Beitrag von tav 14.09.06 - 01:42 Uhr

hallöchen!

lass dich erstmal drücken!
auch ich habe einen sternengucker am 30.09.05!!!
an deinem und deiner tochter ihrem #torte per KS zur welt gebracht :-)

ein tag vor der entbindung war ich beim FA, er meinte mein kleiner liegt zu tief drin und hat zu großen KU (38. SSW - 36 cm KU) und ich ihn bei meiner größe von 159 cm nicht rausbekommen würde. zu dem muss ich sagen, dass ich bei meiner 1. entbindung auch einen KS hatte, einen notkaiserschnitt. diesbezüglich ist die entscheidung meines FA leichter gefallen. nur diesmal hatte ich wenigstens 20 std zeit um mich auf dieses ereignis vorbereiten zu können #schwitz

als es dann los ging (ich hatte PDA, wie beim ersten KS auch) sagte der OA, dass es eine richtige entscheidung war, denn auf normalem wege hätte es wirklich nicht geklappt (es dauerte auch ne ewigkeit bis sie meinen schatz rausgeholt haben) laurin lag zu tief und schräg drin. deshalb mussten wir ab dem 4. monat zur krankengymnastik wegen den verspannungen, die er danach hatte.

was ich dir aber sagen möchte ist, habe keine angst! egal wie es kommt, du wirst es schaffen. und ein KS ist heutzutage eine gängige OP.
und unter teilnarkose bekommst du auch den ersten schrei deines babys mit.

ein tipp: nimm eine begleitung mit in den op, die dir bei steht...ich hatte meinen tapferen mann bei beiden KS´s dabei.

alles liebe und viel #klee

tav mit viktoria (*20.02.03) und laurin (*30.09.05) und einem tollen mann :-P

Beitrag von mic1974 14.09.06 - 14:12 Uhr

Hallo,

ihr seid einfach alle so lieb und habt mir echt viel geholfen. Ich hab jetzt nicht mehr soviel Angst und versuche wirklich gelassen und positiv an die Sache ranzugehen.
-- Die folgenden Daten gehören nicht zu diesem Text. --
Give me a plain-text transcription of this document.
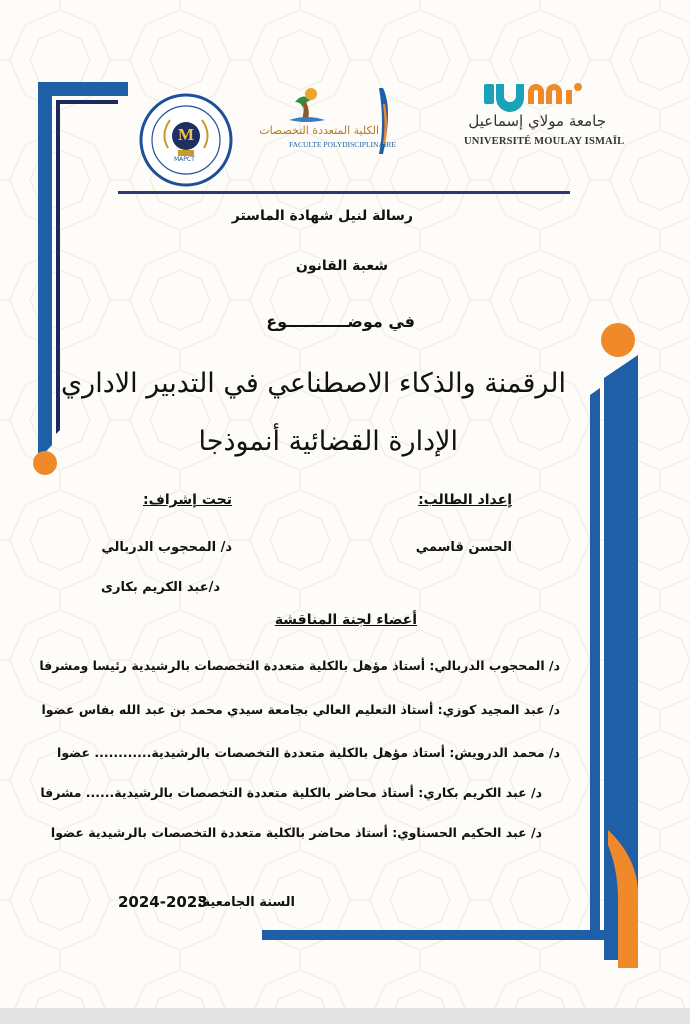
جامعة مولاي إسماعيل
UNIVERSITÉ MOULAY ISMAÏL
الكلية المتعددة التخصصات
FACULTE POLYDISCIPLINAIRE
M
MAPCT
رسالة لنيل شهادة الماستر
شعبة القانون
في موضـــــــــــوع
الرقمنة والذكاء الاصطناعي في التدبير الاداري
الإدارة القضائية أنموذجا
إعداد الطالب:
الحسن قاسمي
تحت إشراف:
د/ المحجوب الدربالي
د/عبد الكريم بكارى
أعضاء لجنة المناقشة
د/ المحجوب الدربالي: أستاذ مؤهل بالكلية متعددة التخصصات بالرشيدية رئيسا ومشرفا
د/ عبد المجيد كوزي: أستاذ التعليم العالي بجامعة سيدي محمد بن عبد الله بفاس عضوا
د/ محمد الدرويش: أستاذ مؤهل بالكلية متعددة التخصصات بالرشيدية............ عضوا
د/ عبد الكريم بكاري: أستاذ محاضر بالكلية متعددة التخصصات بالرشيدية...... مشرفا
د/ عبد الحكيم الحسناوي: أستاذ محاضر بالكلية متعددة التخصصات بالرشيدية عضوا
السنة الجامعية:
2024-2023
Meistens kommt es e immer ganz anderes als man es sich verstellt oder plant und wir bekommen ja etwas Einzigartiges für unser "Leiden". Also nochmals allen#danke und viel Glück für die Zukunft#klee

Ich werde euch dann berichten wie es war#schwitz

Eure Micha mit Janina ( wird 3 ) und Lea ( noch im Bauch )

Beitrag von blum7 14.09.06 - 15:48 Uhr

Hi,

ich habe 2004 einen großkopfigen (38 cm KU) Sternengucker ohne Glocke, Zange, KS auf die Welt gebracht. Es war ein ziemliches schieben und gerumple (war sehr dankbar für die PDA) aber es ging. Hatte allerdings Scheidenrisse und Dammschnitt. Aber es ist alles gut verheilt und nix mehr zu spüren. Brauch' zwar nicht noch einen Sternengucker, aber es gibt schlimmeres.

LG

blum

Beitrag von schwesterf.76 15.09.06 - 14:08 Uhr

Hallo,

habe im Okt. 2004 auch eine Sternguckerin zur Welt gebracht. Ich wußte es zum Glück vorher nicht, sonst hätte ich mir bestimmt auch Gedanken gemacht. Ich hatte eine PDA und Luisa wurde schließlich mit der Saugglocke geholt. Dank PDA war das aber kein Problem. Der Dammrschnitt war nach 2 Wochen komplett verheilt und nach 2 Tagen waren wir zuhause. Also, auch eine Saugglockengeburt ist kein Drama!!!